Maybe Rule got tired of everyone copying their bilge pump design. The cleanout is handy, but any debris will hold it open. With a proper vented loop it should safe from siphon.
I don't live on the boat and was not running any bilge heaters or heaters. Sometimes I do put a light bulb in the bilge, put they can break.
My boat bilge collects rain water, which freezes at higher temp than saltier Chesapeake Bay water. I always have 2 inches of water in the bilge. Yes, would like a dry bilge. I think would require a diaphragm pump. That picture, boat was in the Back river near LAFB and it got exceptionally cold. I have had only a few times where bilge water freezes solid, more times will get a crusty ice layer on top of the bilge water, still the pumps wont work well with ice in the bilges.

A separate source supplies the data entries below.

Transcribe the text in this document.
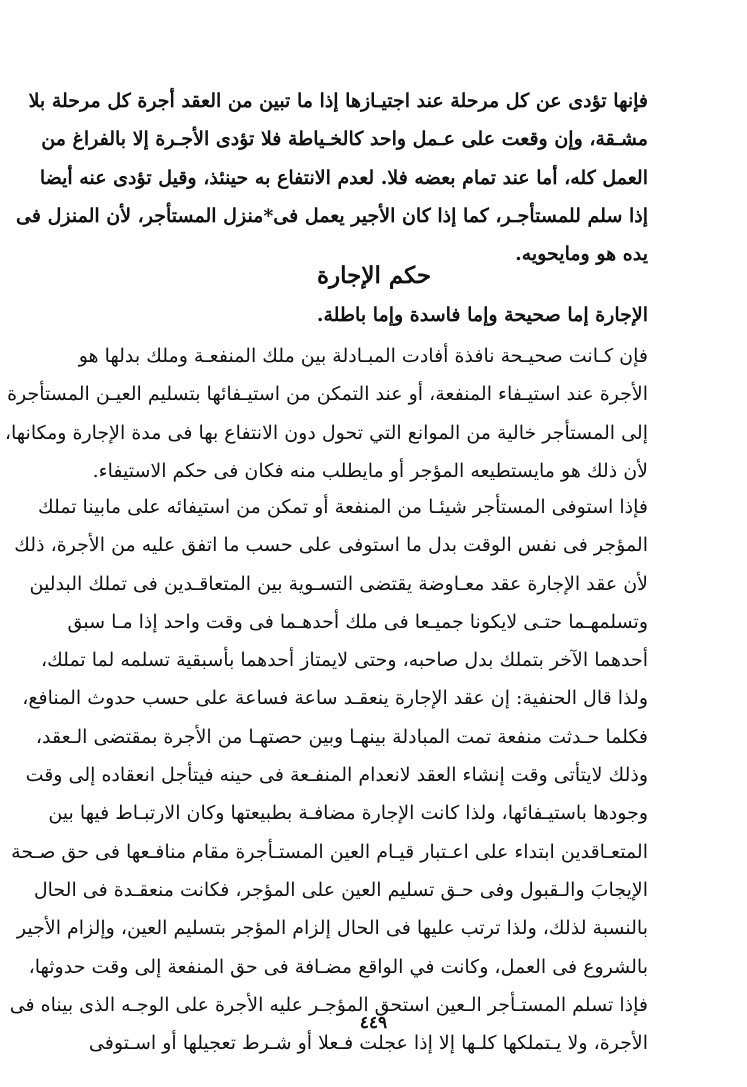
فإنها تؤدى عن كل مرحلة عند اجتيـازها إذا ما تبين من العقد أجرة كل مرحلة بلا
مشـقة، وإن وقعت على عـمل واحد كالخـياطة فلا تؤدى الأجـرة إلا بالفراغ من
العمل كله، أما عند تمام بعضه فلا. لعدم الانتفاع به حينئذ، وقيل تؤدى عنه أيضا
إذا سلم للمستأجـر، كما إذا كان الأجير يعمل فى*منزل المستأجر، لأن المنزل فى
يده هو ومايحويه.
حكم الإجارة
الإجارة إما صحيحة وإما فاسدة وإما باطلة.
فإن كـانت صحيـحة نافذة أفادت المبـادلة بين ملك المنفعـة وملك بدلها هو
الأجرة عند استيـفاء المنفعة، أو عند التمكن من استيـفائها بتسليم العيـن المستأجرة
إلى المستأجر خالية من الموانع التي تحول دون الانتفاع بها فى مدة الإجارة ومكانها،
لأن ذلك هو مايستطيعه المؤجر أو مايطلب منه فكان فى حكم الاستيفاء.
فإذا استوفى المستأجر شيئـا من المنفعة أو تمكن من استيفائه على مابينا تملك
المؤجر فى نفس الوقت بدل ما استوفى على حسب ما اتفق عليه من الأجرة، ذلك
لأن عقد الإجارة عقد معـاوضة يقتضى التسـوية بين المتعاقـدين فى تملك البدلين
وتسلمهـما حتـى لايكونا جميـعا فى ملك أحدهـما فى وقت واحد إذا مـا سبق
أحدهما الآخر بتملك بدل صاحبه، وحتى لايمتاز أحدهما بأسبقية تسلمه لما تملك،
ولذا قال الحنفية: إن عقد الإجارة ينعقـد ساعة فساعة على حسب حدوث المنافع،
فكلما حـدثت منفعة تمت المبادلة بينهـا وبين حصتهـا من الأجرة بمقتضى الـعقد،
وذلك لايتأتى وقت إنشاء العقد لانعدام المنفـعة فى حينه فيتأجل انعقاده إلى وقت
وجودها باستيـفائها، ولذا كانت الإجارة مضافـة بطبيعتها وكان الارتبـاط فيها بين
المتعـاقدين ابتداء على اعـتبار قيـام العين المستـأجرة مقام منافـعها فى حق صـحة
الإيجابَ والـقبول وفى حـق تسليم العين على المؤجر، فكانت منعقـدة فى الحال
بالنسبة لذلك، ولذا ترتب عليها فى الحال إلزام المؤجر بتسليم العين، وإلزام الأجير
بالشروع فى العمل، وكانت في الواقع مضـافة فى حق المنفعة إلى وقت حدوثها،
فإذا تسلم المستـأجر الـعين استحق المؤجـر عليه الأجرة على الوجـه الذى بيناه فى
الأجرة، ولا يـتملكها كلـها إلا إذا عجلت فـعلا أو شـرط تعجيلها أو اسـتوفى
٤٤٩
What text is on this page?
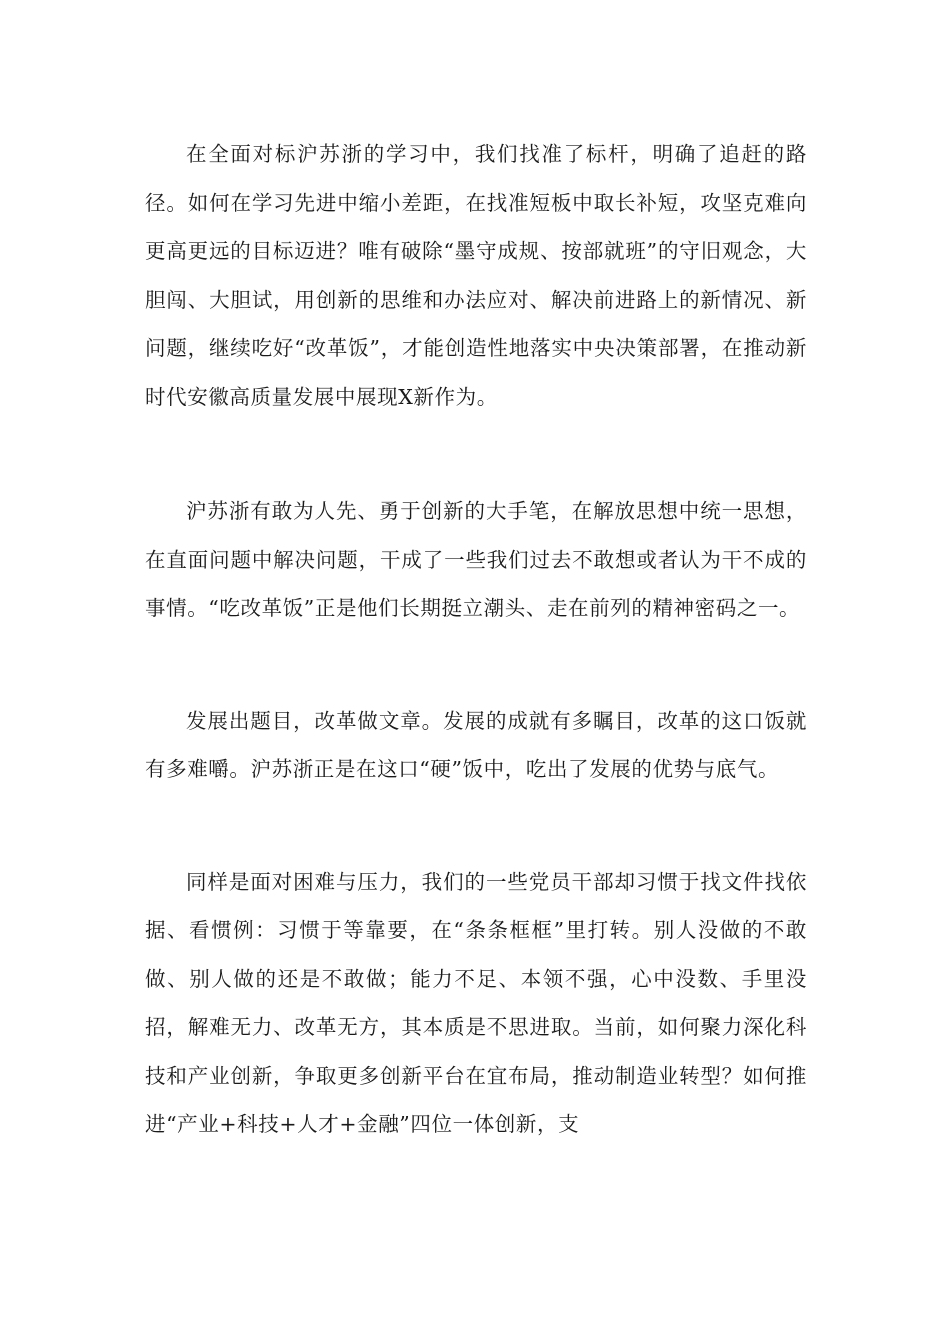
在全面对标沪苏浙的学习中，我们找准了标杆，明确了追赶的路径。如何在学习先进中缩小差距，在找准短板中取长补短，攻坚克难向更高更远的目标迈进？唯有破除“墨守成规、按部就班”的守旧观念，大胆闯、大胆试，用创新的思维和办法应对、解决前进路上的新情况、新问题，继续吃好“改革饭”，才能创造性地落实中央决策部署，在推动新时代安徽高质量发展中展现X新作为。

沪苏浙有敢为人先、勇于创新的大手笔，在解放思想中统一思想，在直面问题中解决问题，干成了一些我们过去不敢想或者认为干不成的事情。“吃改革饭”正是他们长期挺立潮头、走在前列的精神密码之一。

发展出题目，改革做文章。发展的成就有多瞩目，改革的这口饭就有多难嚼。沪苏浙正是在这口“硬”饭中，吃出了发展的优势与底气。

同样是面对困难与压力，我们的一些党员干部却习惯于找文件找依据、看惯例：习惯于等靠要，在“条条框框”里打转。别人没做的不敢做、别人做的还是不敢做；能力不足、本领不强，心中没数、手里没招，解难无力、改革无方，其本质是不思进取。当前，如何聚力深化科技和产业创新，争取更多创新平台在宜布局，推动制造业转型？如何推进“产业+科技+人才+金融”四位一体创新，支
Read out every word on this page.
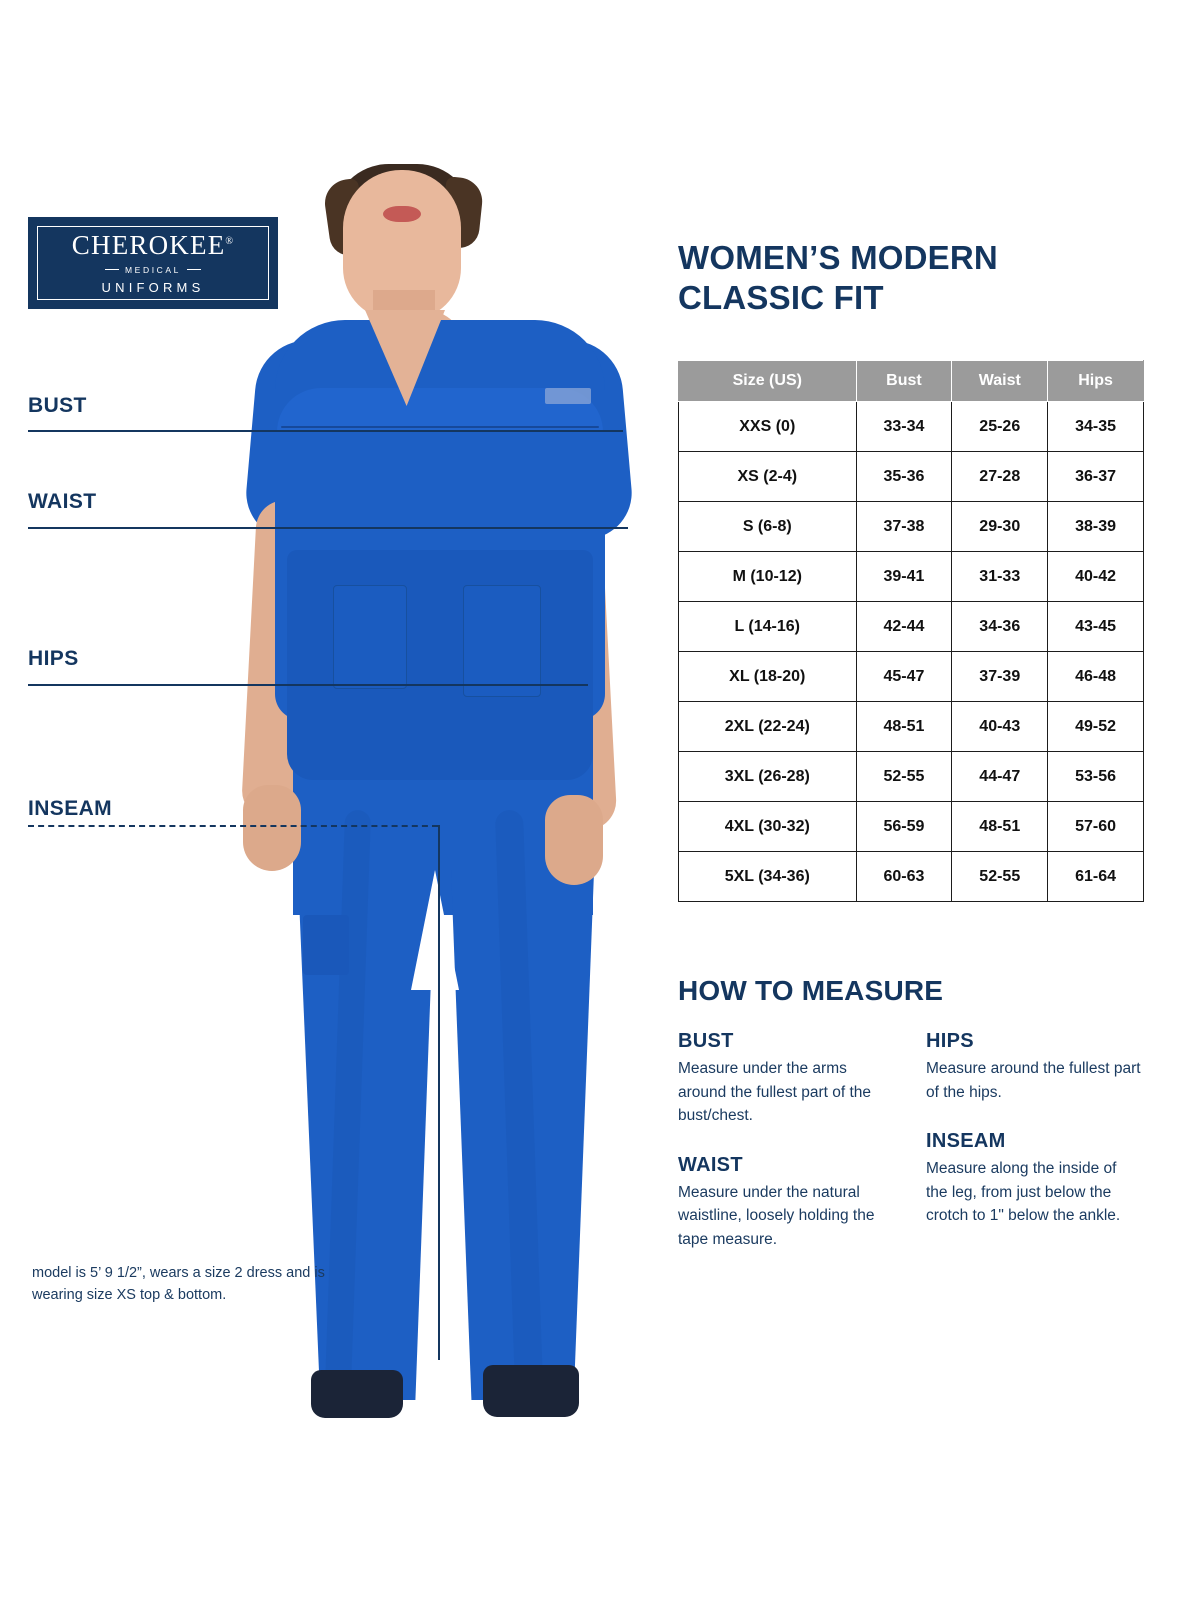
CHEROKEE®
MEDICAL
UNIFORMS
BUST
WAIST
HIPS
INSEAM
model is 5’ 9 1/2”, wears a size 2 dress and is wearing size XS top & bottom.
WOMEN’S MODERN CLASSIC FIT
Size (US)	Bust	Waist	Hips
XXS (0)	33-34	25-26	34-35
XS (2-4)	35-36	27-28	36-37
S (6-8)	37-38	29-30	38-39
M (10-12)	39-41	31-33	40-42
L (14-16)	42-44	34-36	43-45
XL (18-20)	45-47	37-39	46-48
2XL (22-24)	48-51	40-43	49-52
3XL (26-28)	52-55	44-47	53-56
4XL (30-32)	56-59	48-51	57-60
5XL (34-36)	60-63	52-55	61-64
HOW TO MEASURE
BUST

Measure under the arms around the fullest part of the bust/chest.

WAIST

Measure under the natural waistline, loosely holding the tape measure.

HIPS

Measure around the fullest part of the hips.

INSEAM

Measure along the inside of the leg, from just below the crotch to 1" below the ankle.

I also have 2 separate bilges.
All my pumps are Rule, and they all thawed and worked fine. I have no pump problems with Rule, I have had lots of Rule switches fail. I have 6 bilge pumps. I have another used Rule 1500 which is not connected.
So forward bilge has Ruel 2000, Rule 3700, Rule 3700, Rule 300 (part of the shower pump).
Aft bilge has Rule 2000, Rule 500.
None of those could have worked when the bilge froze. That year we had a snowstorm dumped 2 foot of snow on the boat. And as the snow melts, some of the snow flows into the bilge. So when it melts and the bilge is frozen, the boat just has to cope one way or another.
Regarding the entire aft bilge, cockpit will fill with snow and all of that water will flow into the aft bilge. At least snow takes up a lot more space than liquid water.